Chi non ha avuto un amico in difficoltà? L’imbarazzo di fronte a certe situazioni difficili ci impone un compassionevole silenzio. Silvio Berlusconi ha confessato di essere molto preoccupato per il suo amico Muammar Gheddafi, il dittatore libico che dopo 40 anni di regime potrebbe essere cacciato come già capitato con i suoi colleghi, prima il tunisino Ben Ali e poi l’egiziano Mubarak. Nessuna parola ovviamente per il popolo oppresso della Libia, che mentre chiede più diritti sta sperimentando ancora una volta la mano dura del regime. Solo ieri i militari hanno ucciso più di 100 persone, sparando sulla folla che protestava.
La parabola di Berlusconi in questo senso è paradigmatica del suo declino. Da fedelissimo di George W Bush, sostenuto a spada tratta anche quando l’ex presidente Usa affondava nei sondaggi di popolarità e nel pantano iracheno, a sodale e amicone dei peggiori autocrati della Terra.
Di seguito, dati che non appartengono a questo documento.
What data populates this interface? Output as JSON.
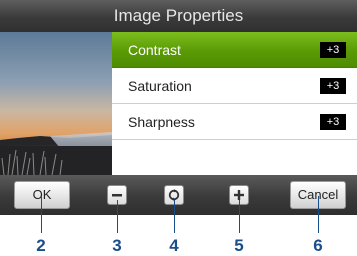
{
  "window": {
    "title": "Image Properties"
  },
  "properties": [
    {
      "label": "Contrast",
      "value": "+3",
      "selected": true
    },
    {
      "label": "Saturation",
      "value": "+3",
      "selected": false
    },
    {
      "label": "Sharpness",
      "value": "+3",
      "selected": false
    }
  ],
  "toolbar": {
    "ok_label": "OK",
    "decrease_icon": "minus-icon",
    "reset_icon": "reset-circle-icon",
    "increase_icon": "plus-icon",
    "cancel_label": "Cancel"
  },
  "callouts": [
    "2",
    "3",
    "4",
    "5",
    "6"
  ],
  "colors": {
    "selected_row": "#5a9a05",
    "title_bar": "#3b3b3b",
    "callout": "#1a4e8a",
    "badge": "#000000"
  }
}
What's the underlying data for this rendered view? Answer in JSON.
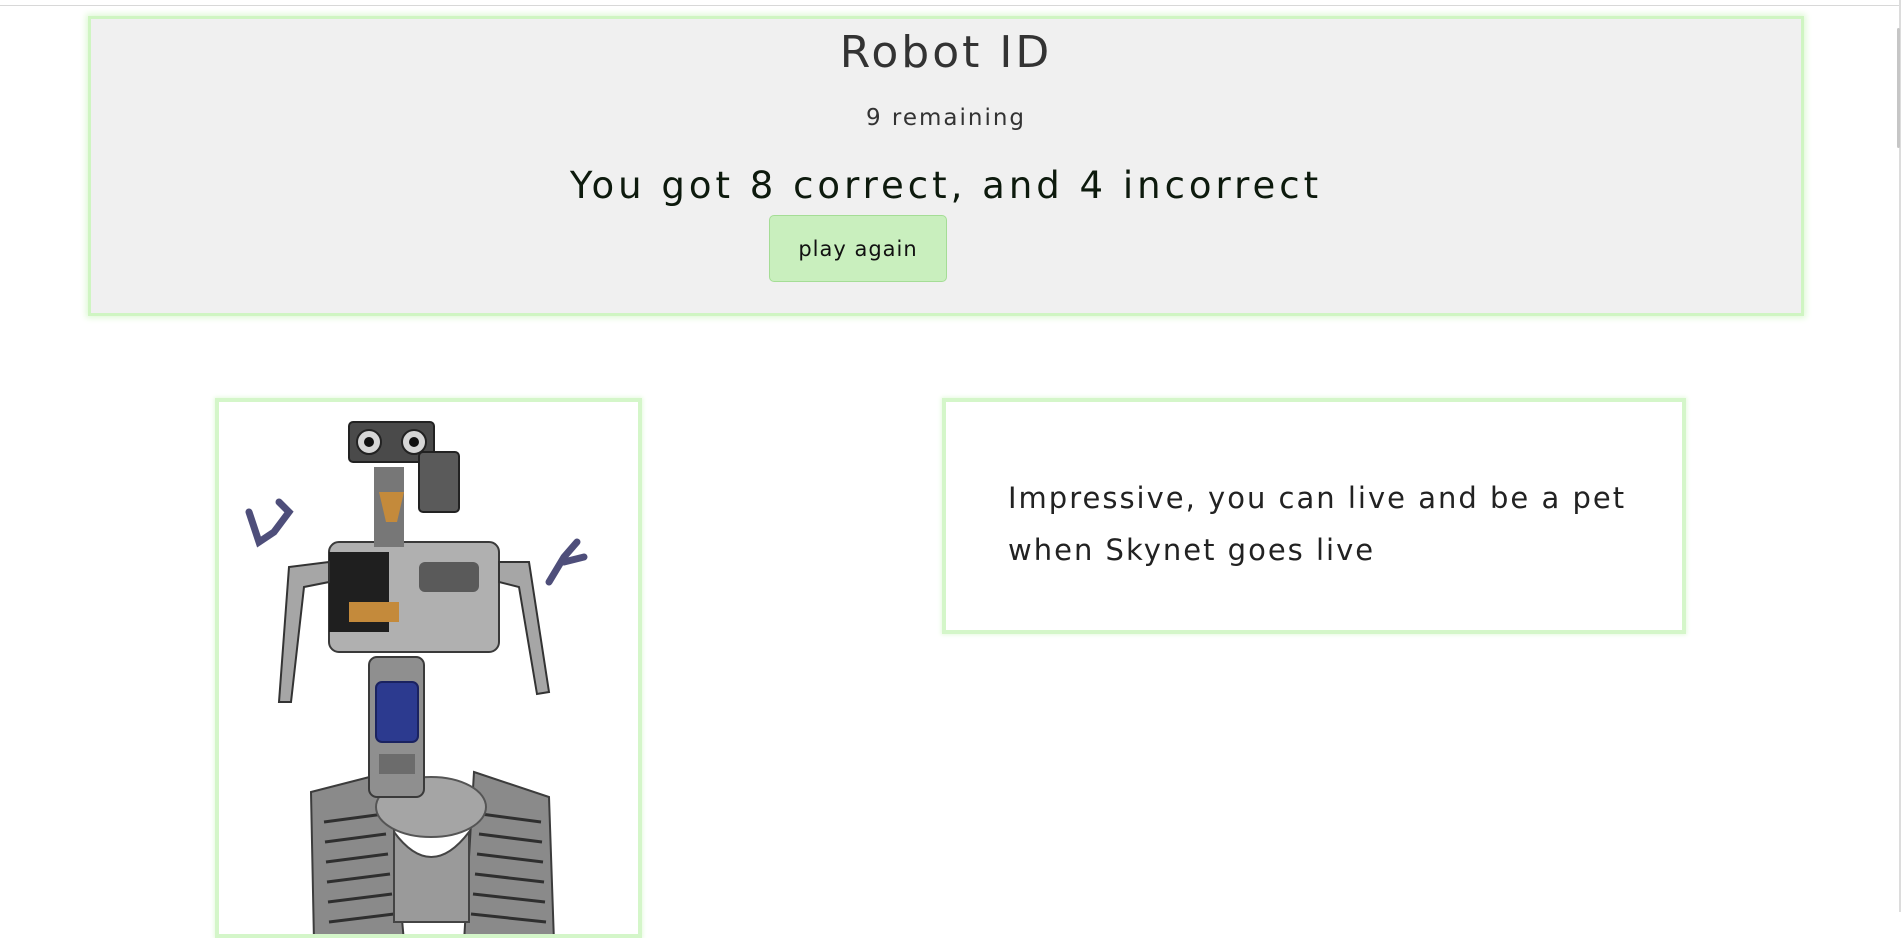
{
  "header": {
    "title": "Robot ID",
    "remaining": "9 remaining",
    "score_text": "You got 8 correct, and 4 incorrect",
    "play_again_label": "play again"
  },
  "result": {
    "image_subject": "robot",
    "message": "Impressive, you can live and be a pet when Skynet goes live"
  },
  "colors": {
    "panel_bg": "#f0f0f0",
    "panel_border": "#cff5c2",
    "button_bg": "#c9efbe"
  }
}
Dalla democrazia da esportare alle dittature da importare, con tanti saluti alla coerenza, e alla dignità della nostra politica estera. Da Putin a Gheddafi, i migliori amici del nostro premier sono una rara collezione di figurine dell’orrore.
Le parole di ieri hanno giustamente indignato, e rappresentano un altro tonfo del berlusconismo da esportazione, simile a quando il premier mimò i colpi del mitra ad un giornalista russo che aveva fatto una domanda un po’ scomoda a Putin. Come confermano i file dell’ambascita Usa pubblicati da Wikileaks, Silvio Berlusconi ha considerazione pari a zero, però è molto utile nel suo ruolo di fedele servitore degli interessi altrui. Chi se ne frega dell’Italia, dell’Unione Europea e dei libici massacrati, colui che ha svelato l’esistenza del meraviglioso Bunga Bunga merita eterna riconoscenza.